Thanks to the good Friends out there for taking this on.
Lawsuit aims to block Arizona private-prison plansBob Ortega
September 13, 2011
A group opposed to privatizing prisons filed suit Monday seeking to block, at least temporarily, state plans to contract for 5,000 new private-prison beds as early as Friday.
The state "should not be allowed to hand over another cent of taxpayers' money until the Department (of Corrections) can prove to us that these prisons are safe, that the corporations are doing the job we're paying them to do, and that the state is capable of holding them accountable," said Caroline Isaacs, director of the
Besides requesting a temporary restraining order, the suit filed in Maricopa County Superior Court accuses Arizona's Department of Corrections of failing to follow two state statutes:
- State law requires that any private-prison contract either save money or provide better services for the same cost as state-run prisons. Cost comparisons done by Corrections every year since 2005 consistently show that private prisons are more expensive, the suit noted.
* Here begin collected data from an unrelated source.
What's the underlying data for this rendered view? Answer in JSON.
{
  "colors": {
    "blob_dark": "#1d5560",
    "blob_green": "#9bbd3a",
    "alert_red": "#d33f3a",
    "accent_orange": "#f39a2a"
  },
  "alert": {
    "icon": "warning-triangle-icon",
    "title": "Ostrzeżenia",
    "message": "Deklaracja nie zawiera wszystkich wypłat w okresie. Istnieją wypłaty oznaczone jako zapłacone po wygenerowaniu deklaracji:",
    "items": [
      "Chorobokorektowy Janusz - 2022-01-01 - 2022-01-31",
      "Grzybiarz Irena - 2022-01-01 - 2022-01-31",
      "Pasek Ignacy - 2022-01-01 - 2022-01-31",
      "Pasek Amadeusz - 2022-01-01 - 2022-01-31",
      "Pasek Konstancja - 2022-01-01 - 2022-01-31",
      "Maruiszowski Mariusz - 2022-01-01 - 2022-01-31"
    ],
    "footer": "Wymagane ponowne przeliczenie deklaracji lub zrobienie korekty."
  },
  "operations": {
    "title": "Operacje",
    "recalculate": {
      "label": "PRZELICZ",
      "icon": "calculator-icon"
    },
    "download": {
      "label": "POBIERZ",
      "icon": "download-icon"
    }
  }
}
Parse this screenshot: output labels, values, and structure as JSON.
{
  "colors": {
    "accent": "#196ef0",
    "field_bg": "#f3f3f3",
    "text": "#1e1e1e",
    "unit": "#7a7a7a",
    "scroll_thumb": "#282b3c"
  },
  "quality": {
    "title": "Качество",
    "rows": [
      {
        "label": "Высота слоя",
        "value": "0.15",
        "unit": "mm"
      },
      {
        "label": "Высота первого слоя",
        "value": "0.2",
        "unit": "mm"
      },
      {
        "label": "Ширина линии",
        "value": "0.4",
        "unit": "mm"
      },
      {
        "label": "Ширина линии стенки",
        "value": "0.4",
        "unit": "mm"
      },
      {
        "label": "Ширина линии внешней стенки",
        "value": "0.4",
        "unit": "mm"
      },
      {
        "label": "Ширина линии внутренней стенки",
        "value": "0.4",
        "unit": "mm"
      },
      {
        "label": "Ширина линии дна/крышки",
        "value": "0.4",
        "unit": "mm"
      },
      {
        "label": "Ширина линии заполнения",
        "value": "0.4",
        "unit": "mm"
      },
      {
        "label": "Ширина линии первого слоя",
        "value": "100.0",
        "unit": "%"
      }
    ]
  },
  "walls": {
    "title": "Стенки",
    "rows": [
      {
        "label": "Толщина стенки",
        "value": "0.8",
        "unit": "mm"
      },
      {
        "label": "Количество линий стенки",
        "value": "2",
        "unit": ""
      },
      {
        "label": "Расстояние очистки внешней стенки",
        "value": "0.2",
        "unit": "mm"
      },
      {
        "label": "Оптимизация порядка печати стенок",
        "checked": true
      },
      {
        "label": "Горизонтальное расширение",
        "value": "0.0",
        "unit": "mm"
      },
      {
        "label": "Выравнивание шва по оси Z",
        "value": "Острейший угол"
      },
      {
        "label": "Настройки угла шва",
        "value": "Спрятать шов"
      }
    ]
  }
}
- Corrections has failed for decades to carry out biannual studies, required by law, comparing the performance of private vs. state prisons on security, safety, how inmates are managed, programs and services, and many other issues.
The Corrections Department declined to comment on the suit. Corrections officials previously have admitted that the biannual studies have not been done.
Corrections Director Charles Ryan has said the department expects to complete its first such study by January. The department had said it would announce the award of one or more contracts on or after Friday. Four companies are finalists to build or provide prisons at five possible sites.
The committee was joined in the suit by Oralee and Joyce Clayton, parents of an inmate at the privately run Kingman state prison who say they're concerned for their son's safety. The group asked the court to issue a temporary restraining order stopping Corrections from awarding any contract, at least until it completes its first biannual cost-benefit comparison study. The suit also asks the court to force the department to disclose the details of all of its current contracts with private-prison operators.
The four private-prison operators bidding include Corrections Corp. of America, which would use two existing prisons it operates in Eloy that now house prisoners from other states; Geo Group Inc., which has proposed building new prisons in San Luis or Goodyear, next to the existing Perryville state prison; Management and Training Corp., which is proposing new facilities in Yuma or Coolidge; and LaSalle Corrections, which proposes to build a prison near Winslow, near the existing state prison.
The strongest opposition so far has emerged in Goodyear, where Goodyear and Litchfield Park officials and several prominent groups have opposed Geo Group's proposed site.
A ruling on the temporary restraining order is expected as early as Tuesday.